Die Arbeit ist in drei größere thematische Kapitel aufgeteilt. Im ersten geht es um die Kontrolle des NS- und Reichsvermögens unter alliierter Besatzung. Das britische Militärregierungsgesetz Nr. 52 bestimmte, dass dieses Vermögen unmittelbar nach Beginn der Besatzung zu sperren und zentraler Kontrolle zu unterwerfen war. Die Umsetzung verlief in der unmittelbaren Nachkriegszeit etwas chaotisch, vermutlich wurden zahlreiche Werte gegen Kriegsende geplündert oder entwendet. Schon früh wurden deutsche Stellen in die Erfassung und Verwaltung des NS- und Reichsvermögens eingebunden. Diese Aufgaben übernahmen zunächst die Oberfinanzpräsidien, die in der Nachkriegszeit ein in der Luft schwebendes Überbleibsel der Reichsverwaltung darstellten, aber einsatzbereit und sachkompetent waren. Nach und nach übernahmen dann die in allen Bundesländern geschaffenen Landesämter für Vermögenskontrolle die Aufgabe. Die Struktur des Kontrollvermögens war vielgestaltig: Es bestand aus Immobilien, Bankguthaben, Unternehmensbeteiligungen und offenen Forderungen, aber natürlich auch aus Verbindlichkeiten. Einen scharfen Schnitt bewirkte die Währungsreform von 1948. Die Geldguthaben von NS-Organisationen und des Reiches wurden dabei nicht auf die neue Währung umgestellt, sodass diese erloschen. Allerdings gab es auch Ausnahmen, über deren Anwendung mittlerweile allein deutsche Stellen entschieden. So kam es, dass etwa ein Drittel der betroffenen Guthaben doch noch umgestellt wurden.
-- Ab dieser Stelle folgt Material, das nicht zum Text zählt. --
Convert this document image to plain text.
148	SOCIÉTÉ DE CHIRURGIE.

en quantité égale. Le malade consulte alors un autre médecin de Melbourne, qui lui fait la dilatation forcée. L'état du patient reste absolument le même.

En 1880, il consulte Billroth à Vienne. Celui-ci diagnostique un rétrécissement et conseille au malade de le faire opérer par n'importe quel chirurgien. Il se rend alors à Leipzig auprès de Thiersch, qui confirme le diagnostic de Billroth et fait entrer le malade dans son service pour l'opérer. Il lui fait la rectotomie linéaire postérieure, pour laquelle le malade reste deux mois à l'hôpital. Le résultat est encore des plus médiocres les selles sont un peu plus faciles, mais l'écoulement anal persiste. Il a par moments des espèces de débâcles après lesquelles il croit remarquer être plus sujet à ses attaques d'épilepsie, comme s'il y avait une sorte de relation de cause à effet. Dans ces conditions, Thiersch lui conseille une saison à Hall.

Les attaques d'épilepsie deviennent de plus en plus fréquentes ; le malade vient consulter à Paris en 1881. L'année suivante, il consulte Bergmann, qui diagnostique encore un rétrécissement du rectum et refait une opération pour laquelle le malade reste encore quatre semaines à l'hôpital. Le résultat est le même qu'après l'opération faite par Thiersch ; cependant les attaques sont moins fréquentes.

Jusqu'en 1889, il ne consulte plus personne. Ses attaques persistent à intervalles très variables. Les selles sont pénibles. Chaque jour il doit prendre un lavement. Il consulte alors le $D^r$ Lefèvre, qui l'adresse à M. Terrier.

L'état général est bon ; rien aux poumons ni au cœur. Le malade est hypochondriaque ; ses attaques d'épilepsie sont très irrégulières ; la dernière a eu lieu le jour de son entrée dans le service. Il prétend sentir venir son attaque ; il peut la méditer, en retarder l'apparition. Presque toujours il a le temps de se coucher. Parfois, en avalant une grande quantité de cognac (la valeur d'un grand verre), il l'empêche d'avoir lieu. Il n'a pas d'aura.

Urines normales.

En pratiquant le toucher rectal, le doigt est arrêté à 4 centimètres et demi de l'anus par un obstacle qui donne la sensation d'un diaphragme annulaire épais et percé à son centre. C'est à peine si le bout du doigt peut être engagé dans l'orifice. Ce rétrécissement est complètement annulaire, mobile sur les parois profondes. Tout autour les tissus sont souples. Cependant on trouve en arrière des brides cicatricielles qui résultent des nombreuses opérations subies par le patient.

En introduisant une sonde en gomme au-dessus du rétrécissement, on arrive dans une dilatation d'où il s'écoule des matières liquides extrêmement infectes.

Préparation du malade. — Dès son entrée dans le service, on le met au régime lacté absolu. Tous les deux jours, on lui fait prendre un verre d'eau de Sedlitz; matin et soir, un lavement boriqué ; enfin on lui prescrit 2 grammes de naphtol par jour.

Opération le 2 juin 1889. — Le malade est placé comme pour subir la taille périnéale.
Das zweite Kapitel widmet sich dem ehemaligen Vermögen der NSDAP und anderer NS-Organisationen, die von den alliierten Besatzern verboten worden waren. Die Kontrollratsdirektive Nr. 50 unterschied bezüglich dieses Vermögens zwischen Neuvermögen, das erst nach 1933 generiert worden war, und Altvermögen, das die NS-Machthaber seinen ursprünglichen Eigentümern entzogen hatten. Das betraf zum Beispiel das Vermögen von Konsumgenossenschaften und Gewerkschaften sowie von politischen Organisationen, Vereinen und Parteien, die im Zuge der NS-Machtübernahme enteignet worden waren. Mehrere Ausschüsse organisierten die Rückübertragung dieses Vermögens. Anspruch darauf konnten Organisationen erheben, die als Rechtsnachfolger der früheren Organisationen anzusehen waren. Im Falle der Konsumgenossenschaften, die von den britischen Besatzern mit großer Sympathie behandelt wurden, verlief die (Rück-)Übertragung ziemlich reibungs- und konfliktfrei. Etwas anders sah dies bei den Gewerkschaften aus, deren Vermögen 1933 der Deutschen Arbeitsfront zugeschlagen worden war: Es war nicht die Politik der Besatzungsmacht, die unübersichtliche und politisch gespaltene Gewerkschaftslandschaft der Weimarer Republik wieder aufleben zu lassen. Sie bevorzugten daher die nach dem Krieg entstehenden Großgewerkschaften, den Deutschen Gewerkschaftsbund (DGB) und die Deutsche Angestellten-Gewerkschaft (DAG), die den allergrößten Teil des früheren Gewerkschaftsvermögens unter sich aufteilen konnten. Zahlreiche andere Bewerber, die den Anspruch erhoben, Rechtsnachfolger während der NS-Herrschaft untergegangener Organisationen zu sein, hatten es da erheblich schwerer, weil auch die Bundesländer auf das ehemalige NS-Vermögen schielten und sich letztlich große Teile davon selbst sichern konnten. Individuelle Ansprüche wurden dabei nicht selten hemdsärmelig beiseitegeschoben.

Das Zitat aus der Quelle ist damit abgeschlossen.